There was bad news for Bayer yesterday (Thursday) after the US Food and Drug Administration turned down an additional indication for its Johnson & Johnson-partnered blood thinner Xarelto.
The regulator has issued a complete response letter outlining its objections to approving the drug at this time, though specifics have not been revealed by either company.
The move comes on the back of an assessment by an advisory committee earlier this month, which voted narrowly against recommending the Xarelto (rivaroxaban), in combination with standard antiplatelet therapy, to reduce the risk of secondary cardiovascular events in patients with acute coronary syndrome (ACS).
Committee members expressed serious concerns about the increased risk of major and fatal bleeding associated with the drug, and that 15% of participants enrolled in the 1,500-patient ACS study dropped out of the trial.

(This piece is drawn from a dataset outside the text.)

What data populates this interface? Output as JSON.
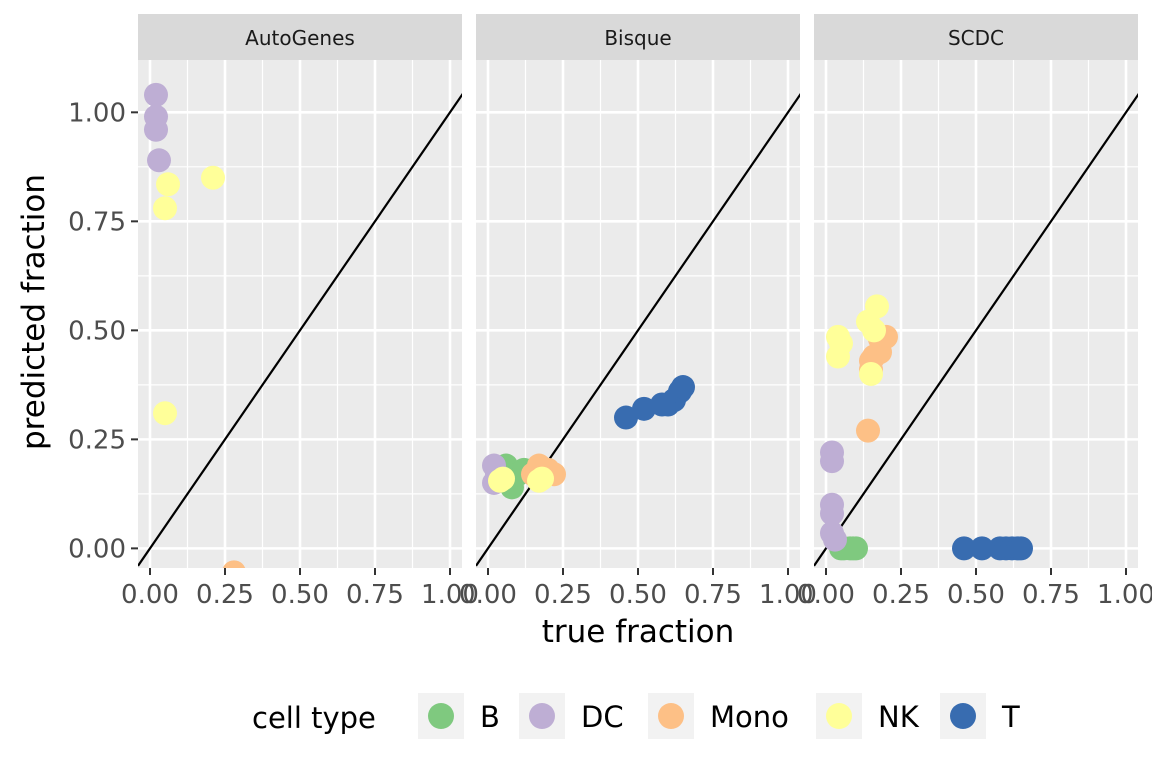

The companies, however, remain committed to securing an approval for the drug in this setting.
"We are confident of the safety and efficacy of rivaroxaban in this indication and will work closely with our development partner Janssen Research & Development, LLC, to address the questions set forth by the FDA," said Kemal Malik, Member of the Bayer HealthCare Executive Committee and Head of Global Development.
Xarelto has already racked up three approvals in the US: to reduce the risk of blood clots in the legs and lungs of people who have undergone knee replacement surgery; to reduce this risk hip replacement surgery patients; and to cut the risk of both haemorrhagic and thrombotic strokes (and other blood clots) in people with atrial fibrillation not caused by a heart valve problem.
Bayer has previously said it is expecting peak sales of more than 2 billion euros a year for Xarelto if all goes to plan.